Pemberlakuan BBM Euro 4 Diminta Tidak Perlu Tergesa-gesa

JAKARTA - Rencana Pemerintah memberlakukan penggunaan BBM berstandar Euro 4 pada triwulan ketiga tahun 2028 sebaiknya dilakukan secara bertahap dengan memperhatikan daya beli masyarakat dan kemampuan keuangan negara.

Anggota Komisi VII DPR RI, Mulyanto mengatakan, pemerintah perlu menyusun aturan pendistribusian dan menyiapkan infrastruktur pendukung agar rencana tersebut dapat berjalan secara adil sehingga tidak memberatkan masyarakat kurang mampu.

Ia juga meminta Pemerintah tidak perlu memaksakan diri menuntaskan aturan pelaksanaan kebijakan strategis itu harus selesai di Pemerintahan Presiden Joko Widodo.

Karena banyak hal yang perlu dipertimbangkan dalam pembuatan aturan BBM Euro 4 tersebut.

“Regulasi yang mendesak, yakni pembatasan distribusi BBM tepat sasaran yang berkeadilan saja masih adem-ayem. Kenapa harus menggesa regulasi Euro 4?" ujar Mulyanto, Rabu, 14 Agustus.

Mulyanto menbahkan, untuk penggunaan Euro 4 sebagai BBM bersubsidi maka harus dianalisis secara seksama terkait dengan daya beli masyarakat dan kemampuan ekonomi negara.

Apalagi saat ini APBN kita masih tertekan pembayaran bunga dan cicilan utang, pengeluaran wajib atau mandatory spending, program dadakan IKN.

"Ruang fiskal kita masih sangat terbatas di tengah defisit neraca perdagangan yang ada. Begitu pula daya beli masyarakat pascapandemi COVID-19, masih terasa lemah,” terang Mulyanto.

Ia menilai, tujuan program ini dalam jangka panjang cukup baik. Karenanya, pelaksanaannya harus dipikirkan secara matang, agar mendapat respons positif dari masyarakat. Bukan malah memunculkan keresahan baru di masyarakat.
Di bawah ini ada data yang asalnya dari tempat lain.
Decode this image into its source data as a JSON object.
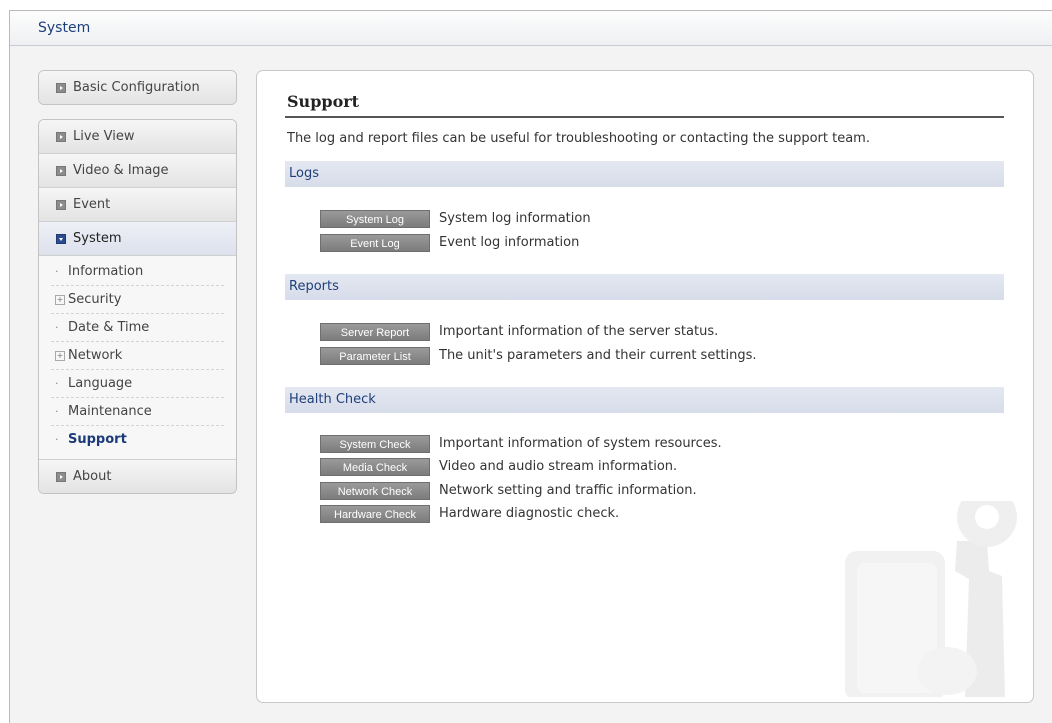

“Semakin tinggi standar Euro, maka semakin eco-friendly. Namun semakin ramah lingkungan, maka akan semakin mahal. Kalau masyarakat ditanya mau pilih mana, BBM bersih atau BBM murah? Maka jawabnya sangat tergantung pada kelas ekonomi. Kalau kelas menengah ke atas dengan pendapatan, pengetahuan lingkungan, dan pemilikan kendaraan yang bagus, dapat dipahami mudah menerima standar Euro yang tinggi. Tapi bagi masyarakat kecil, umumnya tidak memikirkan kualitas BBM yang digunakan. Mereka lebih mempertimbangkan harga yang terjangkau,” urai Mulyanto.
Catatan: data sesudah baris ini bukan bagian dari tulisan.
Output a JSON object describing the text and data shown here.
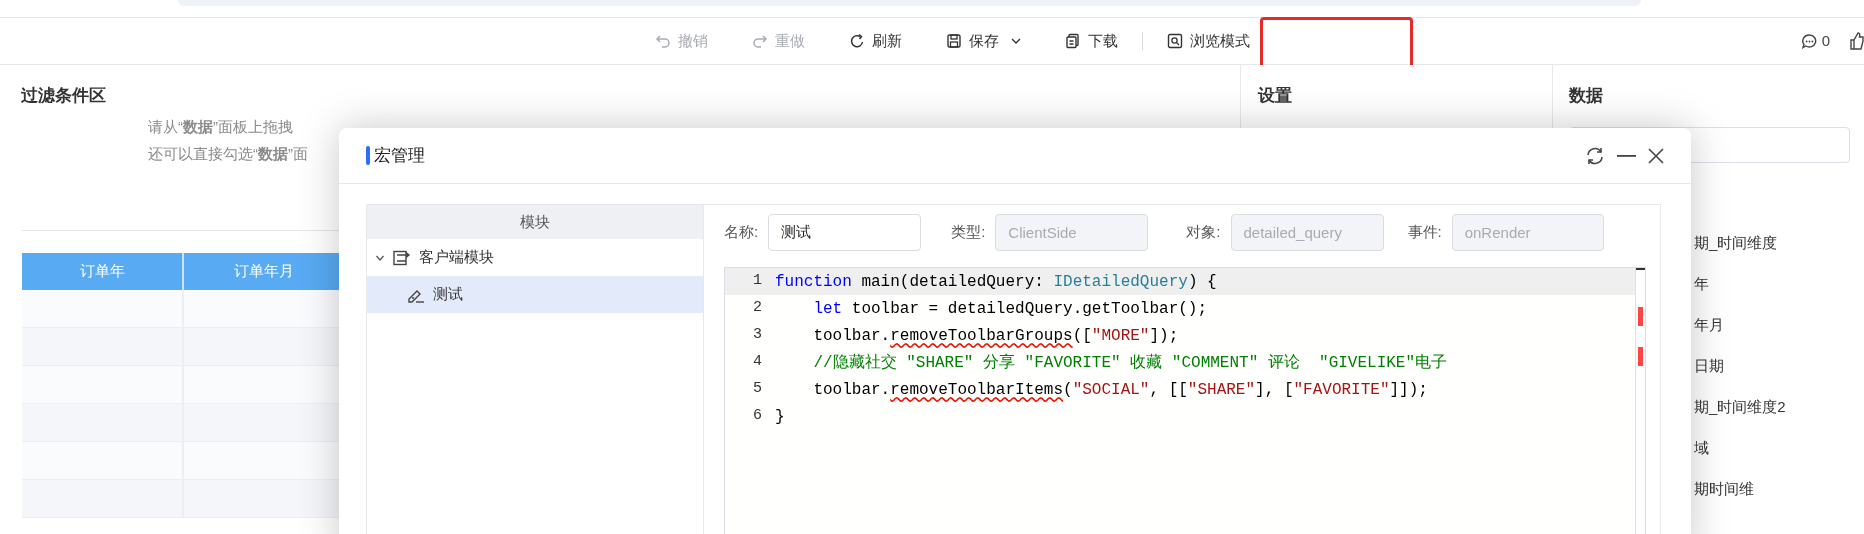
{
  "toolbar": {
    "items": [
      {
        "kind": "undo",
        "label": "撤销",
        "disabled": true
      },
      {
        "kind": "redo",
        "label": "重做",
        "disabled": true
      },
      {
        "kind": "refresh",
        "label": "刷新",
        "disabled": false
      },
      {
        "kind": "save",
        "label": "保存",
        "disabled": false,
        "has_menu": true
      },
      {
        "kind": "download",
        "label": "下载",
        "disabled": false
      },
      {
        "kind": "preview",
        "label": "浏览模式",
        "disabled": false
      }
    ],
    "comment_count": "0"
  },
  "filter_area": {
    "title": "过滤条件区",
    "hint_lines": [
      "请从“**数据**”面板上拖拽",
      "还可以直接勾选“**数据**”面"
    ]
  },
  "table": {
    "columns": [
      "订单年",
      "订单年月"
    ]
  },
  "settings_panel": {
    "title": "设置"
  },
  "data_panel": {
    "title": "数据",
    "fields": [
      "期_时间维度",
      "年",
      "年月",
      "日期",
      "期_时间维度2",
      "域",
      "期时间维"
    ]
  },
  "dialog": {
    "title": "宏管理",
    "module_panel": {
      "header": "模块",
      "tree": [
        {
          "label": "客户端模块",
          "expanded": true,
          "selected": false,
          "children": [
            {
              "label": "测试",
              "selected": true
            }
          ]
        }
      ]
    },
    "form": [
      {
        "label": "名称:",
        "value": "测试",
        "disabled": false
      },
      {
        "label": "类型:",
        "value": "ClientSide",
        "disabled": true
      },
      {
        "label": "对象:",
        "value": "detailed_query",
        "disabled": true
      },
      {
        "label": "事件:",
        "value": "onRender",
        "disabled": true
      }
    ],
    "code": [
      {
        "number": "1",
        "current": true,
        "indented": false,
        "tokens": [
          {
            "kind": "keyword",
            "text": "function"
          },
          {
            "kind": "plain",
            "text": " main(detailedQuery: "
          },
          {
            "kind": "type",
            "text": "IDetailedQuery"
          },
          {
            "kind": "plain",
            "text": ") {"
          }
        ]
      },
      {
        "number": "2",
        "current": false,
        "indented": true,
        "tokens": [
          {
            "kind": "keyword",
            "text": "let"
          },
          {
            "kind": "plain",
            "text": " toolbar = detailedQuery.getToolbar();"
          }
        ]
      },
      {
        "number": "3",
        "current": false,
        "indented": true,
        "tokens": [
          {
            "kind": "plain",
            "text": "toolbar."
          },
          {
            "kind": "error",
            "text": "removeToolbarGroups"
          },
          {
            "kind": "plain",
            "text": "(["
          },
          {
            "kind": "string",
            "text": "\"MORE\""
          },
          {
            "kind": "plain",
            "text": "]);"
          }
        ]
      },
      {
        "number": "4",
        "current": false,
        "indented": true,
        "tokens": [
          {
            "kind": "comment",
            "text": "//隐藏社交 \"SHARE\" 分享 \"FAVORITE\" 收藏 \"COMMENT\" 评论  \"GIVELIKE\"电子"
          }
        ]
      },
      {
        "number": "5",
        "current": false,
        "indented": true,
        "tokens": [
          {
            "kind": "plain",
            "text": "toolbar."
          },
          {
            "kind": "error",
            "text": "removeToolbarItems"
          },
          {
            "kind": "plain",
            "text": "("
          },
          {
            "kind": "string",
            "text": "\"SOCIAL\""
          },
          {
            "kind": "plain",
            "text": ", [["
          },
          {
            "kind": "string",
            "text": "\"SHARE\""
          },
          {
            "kind": "plain",
            "text": "], ["
          },
          {
            "kind": "string",
            "text": "\"FAVORITE\""
          },
          {
            "kind": "plain",
            "text": "]]);"
          }
        ]
      },
      {
        "number": "6",
        "current": false,
        "indented": false,
        "tokens": [
          {
            "kind": "plain",
            "text": "}"
          }
        ]
      }
    ]
  }
}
Mulyanto minta Pemerintah bersikap adil dalam penyusunan peraturan penggunaan bensin ramah lingkungan ini. Agar pendistibusian benar-benar tepat sasaran.

“Hari ini saja, kita masih menemukan fakta, bahwa kelas menengah dengan kendaraan mewah, masih menggunakan BBM bersubsidi. Jadi secara voluntary biarlah produk seperti ini sementara digunakan oleh kelas menengah ke atas sebagai BBM nonsubsidi, agar tidak memberatkan rakyat dan menekan keuangan negara,” pungkas Mulyanto.